In the case of figure 9 b), the response of the transformer to the occurrence of a single-phase short-circuit to ground is different from that of figure 9 a), because the three-limb core transformer brings zero-sequence current to the fault. This phenomenon demonstrates that short-circuit studies must take into account the type of transformer core which can influence the value of the single-phase short-circuit current to ground, and also opens up the possibility of applications near generating sets where single-phase ground faults can be detected by installing an overcurrent relay in the neutral of a YYg transformer with a three-limb core.
Conclusions
The analysis of the zero-sequence impedance in three-phase transformers depends on the connection group and the type of core. In the case of transformers with five-limbed cores, the zero-sequence impedance network behaves according to the traditional method found in the classical literature, while in the case of a transformer with a three-limbed core, the zero-sequence network behaves differently due to the influence of the magnetizing impedance and the zero-sequence flux that does not cancel in the outer columns of the core.

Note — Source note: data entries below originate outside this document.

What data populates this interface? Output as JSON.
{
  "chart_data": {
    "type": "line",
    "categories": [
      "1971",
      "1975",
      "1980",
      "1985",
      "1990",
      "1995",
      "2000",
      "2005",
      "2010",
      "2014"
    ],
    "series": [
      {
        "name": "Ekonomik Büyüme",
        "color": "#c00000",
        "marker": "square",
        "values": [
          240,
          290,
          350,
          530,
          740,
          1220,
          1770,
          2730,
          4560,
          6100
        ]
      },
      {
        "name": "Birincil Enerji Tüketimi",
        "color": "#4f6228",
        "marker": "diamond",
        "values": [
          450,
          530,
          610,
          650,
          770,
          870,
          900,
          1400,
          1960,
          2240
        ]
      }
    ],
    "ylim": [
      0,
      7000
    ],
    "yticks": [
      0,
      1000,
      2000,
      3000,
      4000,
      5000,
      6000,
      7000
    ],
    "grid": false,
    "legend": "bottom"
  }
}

Moreover, the phenomenon of the transformer as a short-circuit source is a special case of the infeed effect that can occur in shunted transmission line. This case can only be understood by analyzing the zero-sequence impedance network of the transformer, since it only manifests itself for asymmetrical short-circuits in the presence of ground, whereas this phenomenon does not occur for three-phase and two-phase faults.
The YYg connection of a three-phase transformer can be used to detect ground faults if the transformer core is of the three-limb type, unlike the case of the five-limb core, which does not allow the fault to be detected because the zero-sequence impedance network is open and does not allow the zero-sequence current to flow. This peculiar phenomenon must be analyzed in detail by electrical protection specialists who, in some circuits, must take into account the structure of the transformer core, not only the connection group, in order to make the correct settings of the protection devices.